Ich gebe zu, dass ich einigermaßen skeptisch nach Würzburg gefahren bin. In Zeiten des „Weckrufs 2015“ und anderen Begleiterscheinungen des Kampfes um die Bundesspitze der AfD  habe ich mir die Gesprächsrunde der Landesvorstandsvertreter im Vorfeld relativ konfrontativ vorgestellt.

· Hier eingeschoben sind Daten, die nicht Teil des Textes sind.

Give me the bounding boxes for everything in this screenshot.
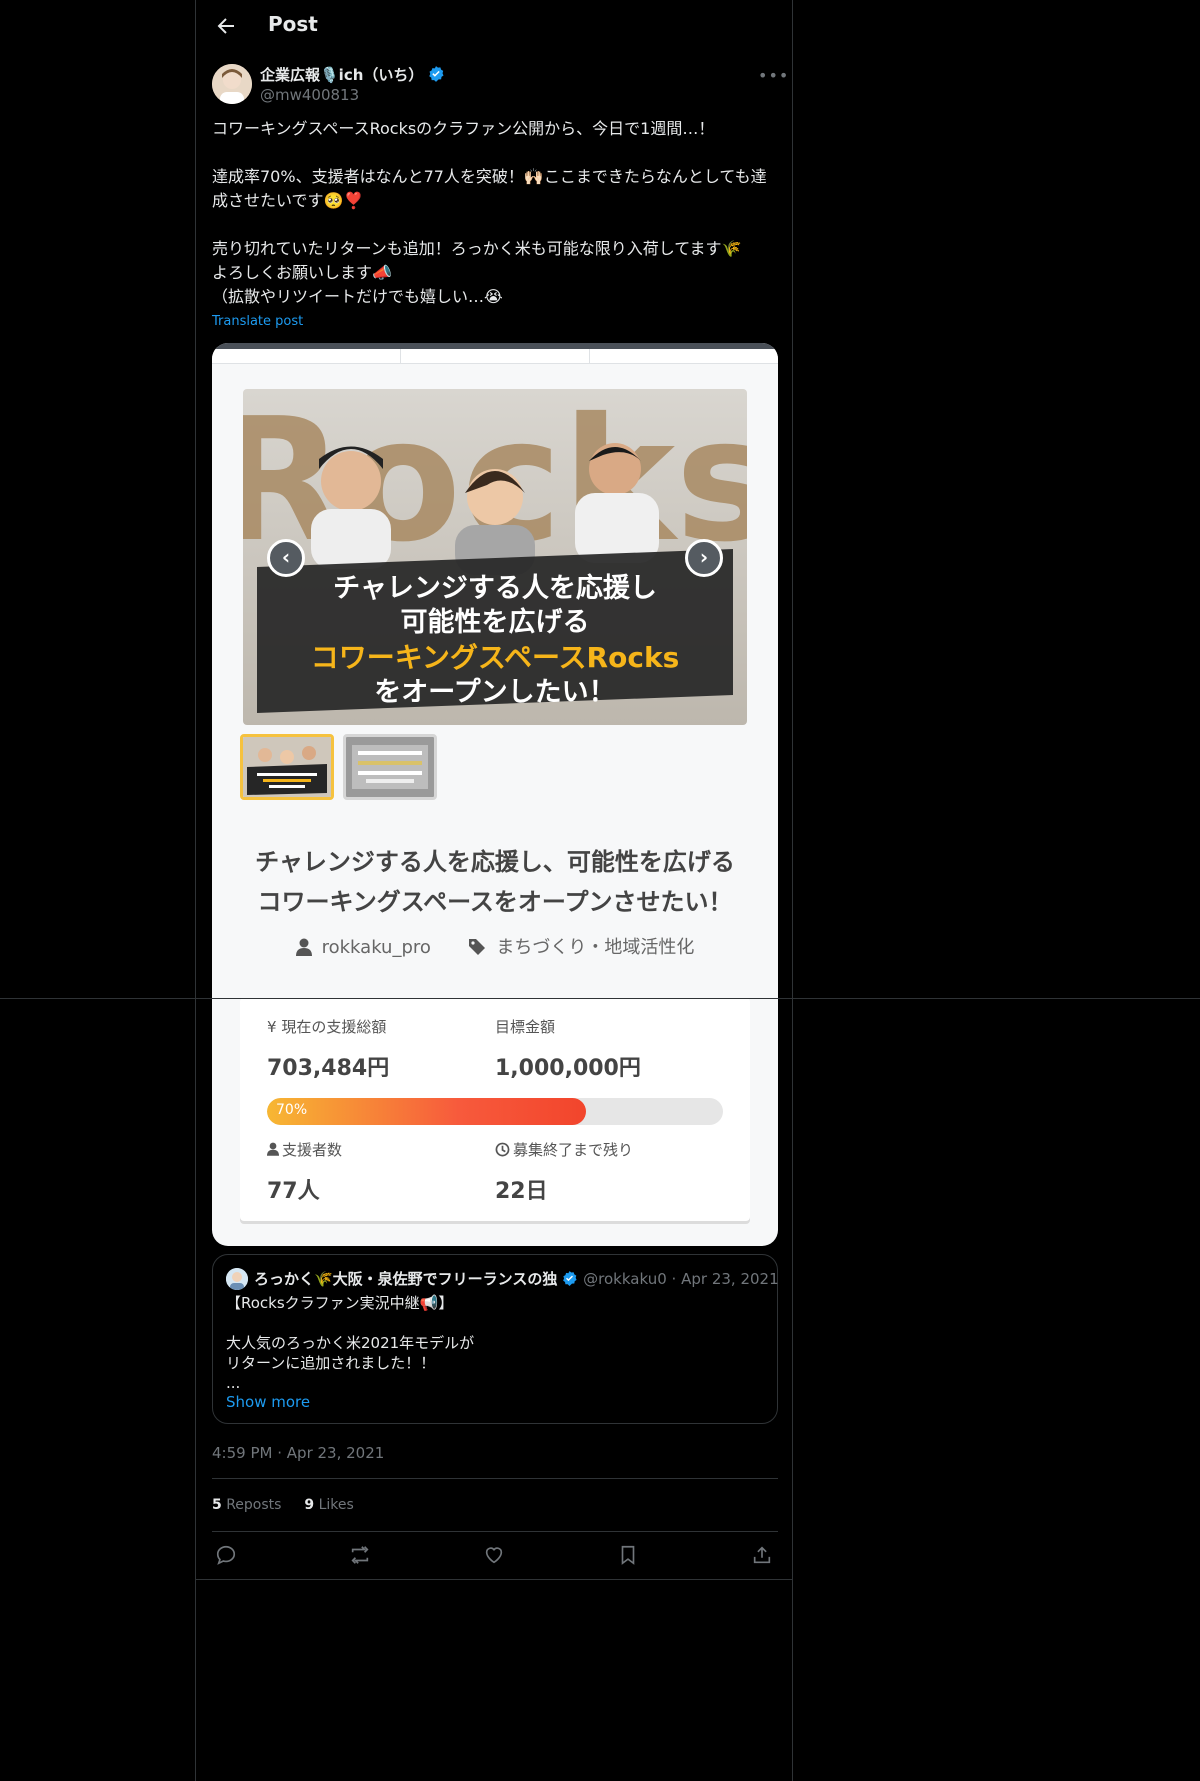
separator-dot: ·	[277, 1444, 283, 1462]
like-icon[interactable]	[483, 1544, 505, 1566]
post-date[interactable]: Apr 23, 2021	[287, 1444, 385, 1462]
divider	[196, 1579, 792, 1580]
quoted-line: 大人気のろっかく米2021年モデルが	[226, 1334, 475, 1352]
divider	[212, 1478, 778, 1479]
project-title-line: コワーキングスペースをオープンさせたい！	[257, 888, 733, 916]
goal-amount-label: 目標金額	[495, 1018, 556, 1036]
goal-amount-value: 1,000,000円	[495, 1056, 641, 1081]
backers-label-text: 支援者数	[282, 1141, 343, 1159]
author-handle[interactable]: @mw400813	[260, 86, 359, 104]
backers-label: 支援者数	[267, 1139, 342, 1160]
hero-caption-line: をオープンしたい！	[374, 677, 615, 708]
quoted-post[interactable]: ろっかく🌾大阪・泉佐野でフリーランスの独 @rokkaku0 · Apr 23,…	[212, 1254, 779, 1424]
link-card[interactable]: Rocks チャレンジする人を応援し 可能性を広げる コワーキングスペースRoc…	[212, 343, 778, 1246]
action-bar	[212, 1544, 778, 1568]
card-tabs	[212, 349, 778, 364]
carousel-prev-icon[interactable]: ‹	[267, 539, 305, 577]
tweet-line: （拡散やリツイートだけでも嬉しい…😭	[212, 287, 503, 306]
reposts-count[interactable]: 5 Reposts	[212, 1497, 281, 1513]
funding-stats: ¥ 現在の支援総額 703,484円 目標金額 1,000,000円 70% 支…	[240, 998, 750, 1221]
bookmark-icon[interactable]	[617, 1544, 639, 1566]
divider	[212, 1531, 778, 1532]
repost-icon[interactable]	[349, 1544, 371, 1566]
remaining-label-text: 募集終了まで残り	[513, 1141, 634, 1159]
show-more-link[interactable]: Show more	[226, 1393, 310, 1411]
reposts-number: 5	[212, 1497, 222, 1513]
progress-bar-fill	[267, 1098, 587, 1125]
carousel-next-icon[interactable]: ›	[685, 539, 723, 577]
quoted-date[interactable]: Apr 23, 2021	[681, 1270, 779, 1288]
likes-number: 9	[304, 1497, 315, 1513]
page-title: Post	[268, 12, 318, 36]
project-category[interactable]: まちづくり・地域活性化	[496, 937, 694, 958]
hero-caption-line: 可能性を広げる	[401, 606, 590, 638]
hero-caption-line: チャレンジする人を応援し	[333, 572, 657, 604]
header: Post	[196, 0, 792, 53]
more-options-icon[interactable]: •••	[758, 66, 789, 85]
likes-count[interactable]: 9 Likes	[304, 1497, 353, 1513]
progress-bar: 70%	[267, 1098, 723, 1125]
post-column: Post 企業広報🎙️ich（いち） @mw400813 ••• コワーキングス…	[195, 0, 793, 1781]
current-amount-label: ¥ 現在の支援総額	[267, 1016, 386, 1037]
quoted-text: 【Rocksクラファン実況中継📢】 大人気のろっかく米2021年モデルが リター…	[226, 1293, 766, 1393]
engagement-counts: 5 Reposts 9 Likes	[212, 1497, 354, 1513]
quoted-author-name[interactable]: ろっかく🌾大阪・泉佐野でフリーランスの独	[254, 1270, 557, 1288]
verified-badge-icon	[563, 1271, 577, 1286]
verified-badge-icon	[429, 66, 444, 82]
hero-caption-line: コワーキングスペースRocks	[311, 641, 679, 674]
likes-label: Likes	[318, 1497, 354, 1513]
quoted-line: ...	[226, 1374, 241, 1392]
tweet-line: 達成率70%、支援者はなんと77人を突破！🙌🏻ここまできたらなんとしても達成させ…	[212, 167, 767, 210]
back-arrow-icon[interactable]	[214, 14, 238, 38]
project-title[interactable]: チャレンジする人を応援し、可能性を広げる コワーキングスペースをオープンさせたい…	[232, 842, 758, 922]
remaining-label: 募集終了まで残り	[495, 1139, 633, 1160]
project-hero-image[interactable]: Rocks チャレンジする人を応援し 可能性を広げる コワーキングスペースRoc…	[243, 389, 747, 725]
post-timestamp[interactable]: 4:59 PM · Apr 23, 2021	[212, 1444, 384, 1462]
tweet-line: コワーキングスペースRocksのクラファン公開から、今日で1週間…！	[212, 119, 715, 138]
tweet-text: コワーキングスペースRocksのクラファン公開から、今日で1週間…！ 達成率70…	[212, 117, 778, 309]
project-title-line: チャレンジする人を応援し、可能性を広げる	[255, 848, 735, 876]
yen-icon: ¥	[267, 1018, 282, 1036]
tweet-line: 売り切れていたリターンも追加！ろっかく米も可能な限り入荷してます🌾	[212, 239, 742, 258]
remaining-value: 22日	[495, 1179, 548, 1204]
project-owner[interactable]: rokkaku_pro	[322, 937, 431, 958]
quoted-header: ろっかく🌾大阪・泉佐野でフリーランスの独 @rokkaku0 · Apr 23,…	[254, 1268, 779, 1289]
clock-icon	[495, 1142, 510, 1157]
current-amount-label-text: 現在の支援総額	[281, 1018, 387, 1036]
reply-icon[interactable]	[215, 1544, 237, 1566]
progress-percent: 70%	[276, 1102, 308, 1118]
carousel-thumbnail[interactable]	[240, 734, 334, 800]
backers-value: 77人	[267, 1179, 320, 1204]
tag-icon	[469, 939, 486, 955]
tweet-line: よろしくお願いします📣	[212, 263, 392, 282]
quoted-avatar[interactable]	[226, 1268, 248, 1290]
quoted-line: リターンに追加されました！！	[226, 1354, 436, 1372]
divider	[0, 998, 1200, 999]
project-meta: rokkaku_pro まちづくり・地域活性化	[212, 933, 778, 959]
current-amount-value: 703,484円	[267, 1056, 390, 1081]
quoted-line: 【Rocksクラファン実況中継📢】	[226, 1294, 454, 1312]
author-name[interactable]: 企業広報🎙️ich（いち）	[260, 64, 445, 85]
author-name-text[interactable]: 企業広報🎙️ich（いち）	[260, 66, 423, 84]
translate-post-link[interactable]: Translate post	[212, 314, 303, 329]
avatar[interactable]	[212, 64, 252, 104]
share-icon[interactable]	[751, 1544, 773, 1566]
quoted-handle[interactable]: @rokkaku0	[583, 1270, 667, 1288]
post-time[interactable]: 4:59 PM	[212, 1444, 272, 1462]
user-icon	[295, 938, 312, 956]
separator-dot: ·	[671, 1270, 677, 1288]
carousel-thumbnail[interactable]	[343, 734, 437, 800]
user-icon	[267, 1142, 279, 1156]
reposts-label: Reposts	[226, 1497, 282, 1513]
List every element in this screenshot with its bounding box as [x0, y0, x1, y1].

Allerdings bin ich dann sozusagen „angenehm enttäuscht“ worden. Am wichtigsten war für mich, das alle Vertreter trotzt zum Teil klar gegenläufiger Startpositionen den unbedingten Willen zeigten, die Lage gemeinsam zu klären und sich eben auch auf gemeinsame Ergebnisse verständigen konnten (etwa zur Bundesvorstandswahl, dem Umgang mit Satzungsfragen und dem nahenden Bundesparteitag, vgl.  auch den Bericht auf www.tagesspiegel …de).

In der Beurteilung des „Weckrufs“ gingen die Meinungen auseinander. Ich habe die Stimmungslage so wahrgenommen, dass man diesen mehrheitlich als großen Fehler betrachtet. Diejenigen Vertreter, die den „Weckruf“ mit unterzeichnet hatten, haben mir durchaus glaubhaft versichert, keineswegs eine Abspaltung von der AfD unterstützen zu wollen. Offensichtlich ist die Motivation zur Unterzeichnung des „Weckrufs“ eine Folge von innerparteilicher „Propaganda“ über die vermeintlich weit nach rechts abdriftenden Ost-Landesverbände. Im Grunde waren die anwesenden Unterzeichner – ähnlich wie vor ein paar Wochen die Unterzeichner der „Erfurter Resolution“ – erschrocken, wie ihre Unterschrift gedeutet und mit welchen Botschaften dies verbunden wird.

Wir Thüringer (Björn Höcke und ich) konnten einiges zu den unsäglichen Vorwürfen klarstellen, nach denen unser Landesverband ins Rechtsextreme abdriften würde. Insbesondere die in der jüngsten Vergangenheit wiederholt vorgebrachte falsche Behauptung, Björn Höcke würde die Mitgliedschaft in der NPD verharmlosen, konnten wir in Gesprächen richtig stellen. Die letzten Absurditäten wie z.B. die im Deutschlandradio vom Abgeordneten Oskar Helmerich geäußerte Meinung, Höcke wolle den „Führerstaat“, helfen dabei am Ende sogar. Selbst innerparteilichen Skeptikern wird bei solchen Anwürfen schnell klar, dass es sich um persönliche Angriffe und nicht um eine inhaltliche Auseinandersetzung handelt.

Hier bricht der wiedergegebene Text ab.